江戸っ子・榎本武揚
第30回(最終回) 榎本武揚(えのもと たけあき)
堂上たちには腹がない
鍋島さまにはしまりがない
参議の者にはいくぢがない
そこでなんにもしまらない
今度のご処置はたわいない
官軍朝敵差別ない
死んだ者には口がない
攘夷々々ととめどない
開港してもしまりない
大蔵省には金がない
弾正無茶には仕様がない
することなすことわけがない 
所々の恋女はつまらない
盗人年中たえがない
世上安堵の暇がない
そこで万民命がない
とんと日本もおさまらない
「ないない節」~くだり酔墨
明治2年ごろ獄中で歌い、晩年に酒に酔って文字にした。
戊辰戦争最後の決戦場、函館五稜郭で、旧幕府軍を率い戦った総裁榎本武揚である。

彼は、江戸っ子の特徴そのものの人物であった。彼をよく知る人間は「友達としては最高だが、仕事仲間としては困る人」と評している。
正直で義理堅く、個への執着心に乏しい。野暮なことは大嫌いで、情に厚い。知人の孫を預かって学校に通わせたり、困っている人がいれば気軽に金を貸したりと、とにかく江戸っ子であった。

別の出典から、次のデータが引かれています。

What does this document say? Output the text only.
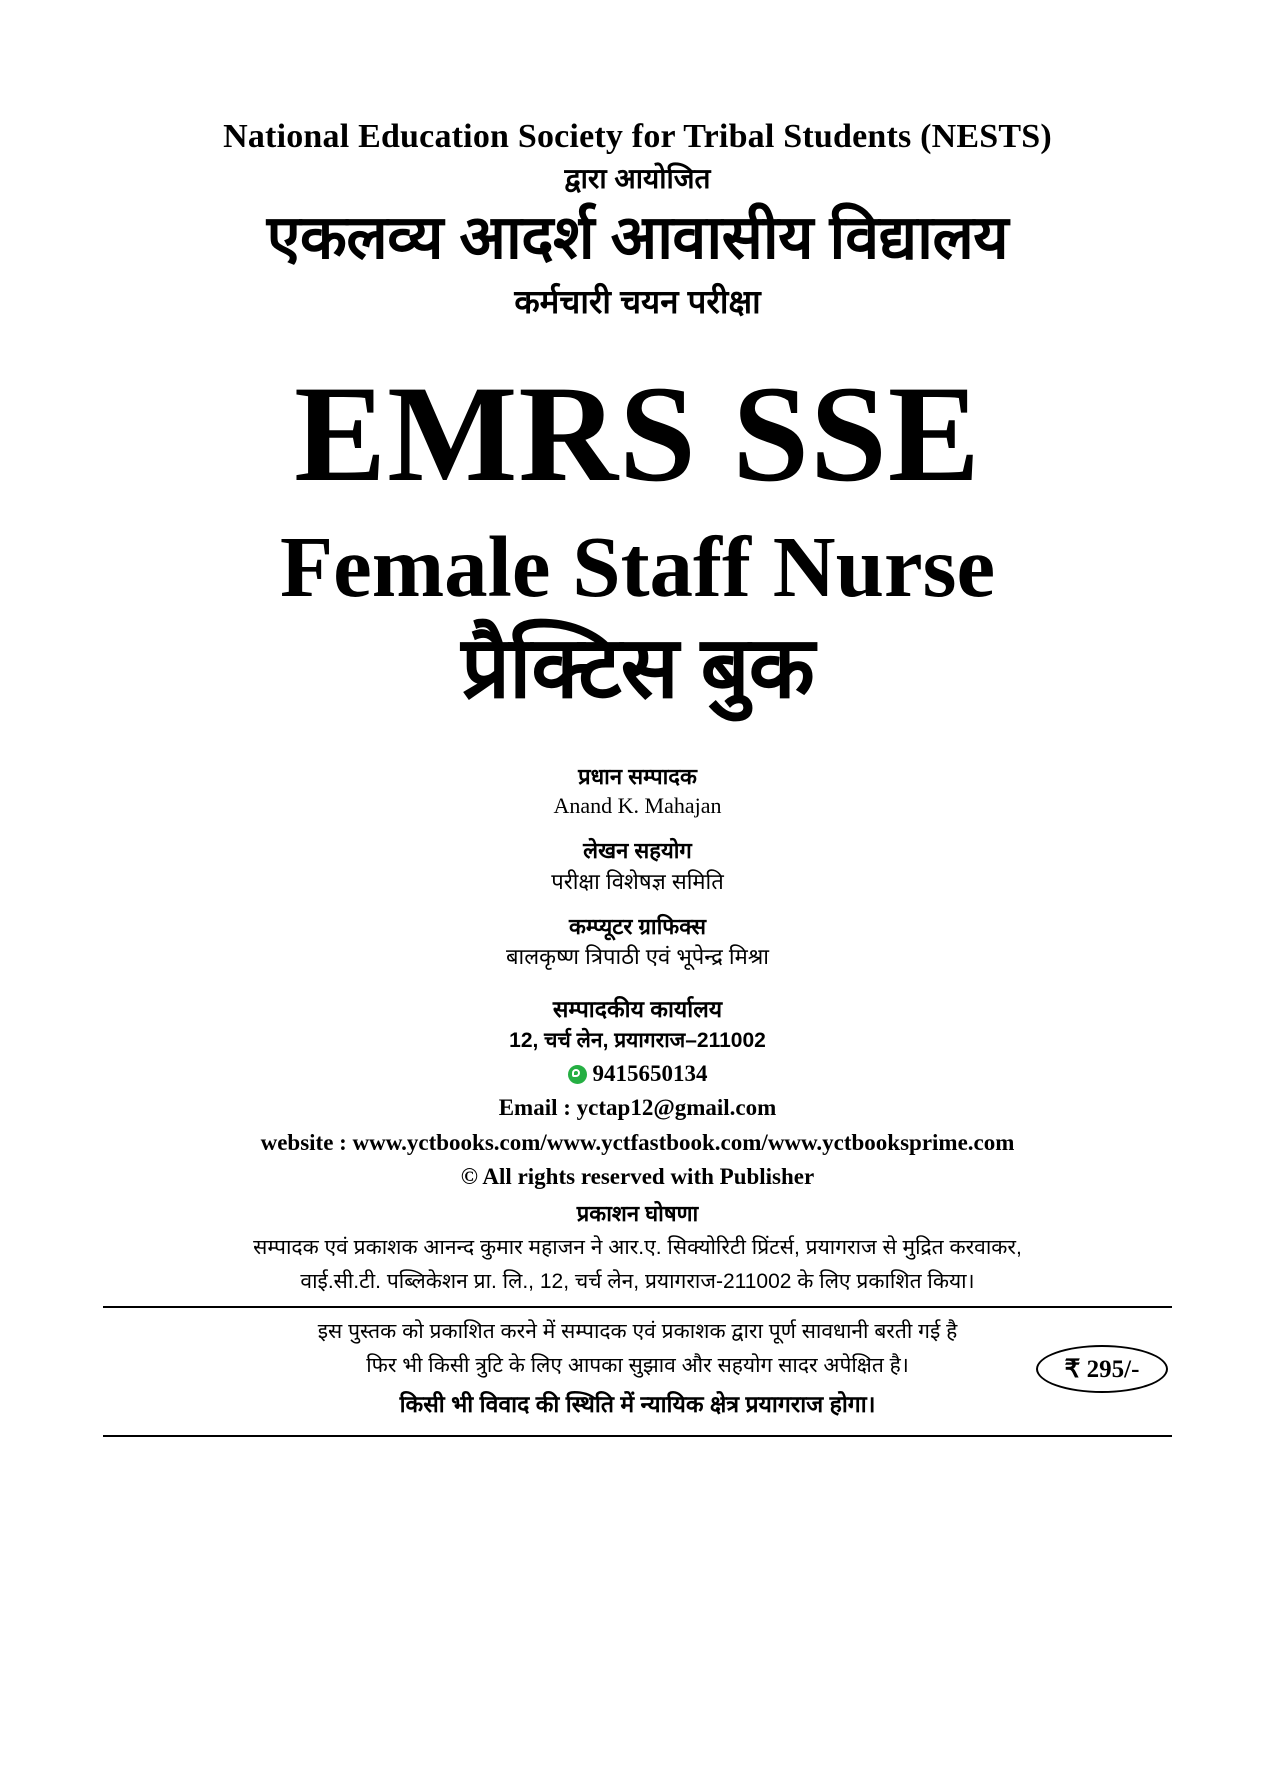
National Education Society for Tribal Students (NESTS)
द्वारा आयोजित
एकलव्य आदर्श आवासीय विद्यालय
कर्मचारी चयन परीक्षा
EMRS SSE
Female Staff Nurse
प्रैक्टिस बुक
प्रधान सम्पादक
Anand K. Mahajan
लेखन सहयोग
परीक्षा विशेषज्ञ समिति
कम्प्यूटर ग्राफिक्स
बालकृष्ण त्रिपाठी एवं भूपेन्द्र मिश्रा
सम्पादकीय कार्यालय
12, चर्च लेन, प्रयागराज–211002
9415650134
Email : yctap12@gmail.com
website : www.yctbooks.com/www.yctfastbook.com/www.yctbooksprime.com
© All rights reserved with Publisher
प्रकाशन घोषणा
सम्पादक एवं प्रकाशक आनन्द कुमार महाजन ने आर.ए. सिक्योरिटी प्रिंटर्स, प्रयागराज से मुद्रित करवाकर,
वाई.सी.टी. पब्लिकेशन प्रा. लि., 12, चर्च लेन, प्रयागराज-211002 के लिए प्रकाशित किया।
इस पुस्तक को प्रकाशित करने में सम्पादक एवं प्रकाशक द्वारा पूर्ण सावधानी बरती गई है
फिर भी किसी त्रुटि के लिए आपका सुझाव और सहयोग सादर अपेक्षित है।	₹ 295/-
किसी भी विवाद की स्थिति में न्यायिक क्षेत्र प्रयागराज होगा।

27歳でオランダに渡り、軍楽、法学、化学、さらには当時発明されたばかりの電信技術も学んだ。
が、帰国した彼を待っていたのは、滅亡に瀕した幕府であった。鳥羽伏見の戦いで幕府軍の権威は地に落ち、德川慶喜は、恭順の意を示し蟄居している。
それらの措置は勝海舟らの必死の努力と官軍の譲歩によるものであったが、榎本は受け入れ難かった。
結果彼は、開陽を中心とした艦隊を奪い、松平太郎らと共に品川から脱走、奥羽越列藩同盟を結ぼうとするもかなわず、蝦夷地に向かう。
五稜郭に立て籠もる榎本に対し、官軍は降伏を勧めるが、あろうことか彼は蝦夷の地に独立国家を設けさせよ、と逆に条件を突きつけるのである。幕府による統治が終わり新たな統治府ができあがろうとしている最中、国設立を目指すというは、壮大と言うべきか、のんきと表現すべきか。
当然官軍はのむはずもなく、ここが最期と榎本は覚悟する。しかしオランダ留学で得た書籍を失うのは日本国家の損失であると考え、将来日本の海軍発展のために利用してほしい、と官軍に寄贈する。
その心と書に書き込まれた詳細な記録に官軍は感謝し、五稜郭に酒を届けたといわれている。

深い愛国心と人情の人

また榎本は、弾薬兵糧が尽きる中、前途ある年少の者に、帰順して命を全うするよう命じた。しかし命ぜられた者たちは残って戦うことを選んだ。
覚悟した彼らは、それぞれが辞世の句を作る。彼らの中の一人、大塚某が自ら歌った辞世の句を今一度見直そうと、二階に上がると、そこにはとんでもない光景があった。
榎本が坐し南の方角を伏して拝んでいるのである。その脇には将軍から賜った脇差が一振り。不安を感じた大塚が様子を窺っていたところ榎本は、腹を広げるや、脇差を自らの肚につきたてようとした。大塚は両手で刃の部分を握りとめるしかない。手が切れ、鮮血を流しながら大塚が大声を出し階下の者たちを呼びつける。駆け付けた者たちに榎本は、「私が今死のうとするのは、これまで私の軍令の下に多くの命を奪ったからである。今日は衆に代わって死ぬべき時だ」と言い、脇差を離さない。皆で榎本の指を開いて、ようやくとどめることができた。
榎本は、国家のために若い人財も残さなければならないと考えた。
立場が賊軍であろうがなんであろうが、彼の愛国心には一点の曇りもなかった。
これらの行為を生み出す行動理論が、結果榎本の命を救い、その後の彼に対する沙汰も方向づけることになる。
彼の中には、「己の命は国家のためのものである(観)。故に命を賭して事を為すことは(因)永年の国家安泰につながるに違いない(果)。己のための己の命を遣うな(心得モデル)」という信念があった。
それが、個への執着のない、江戸っ子榎本武揚の人生を創り上げた。

「夏木金八」という変名を用いていた。「榎」、「釜」(通称が釜次郎)を分解したものである。己を示す名前への執着も少ない。洒落者であった。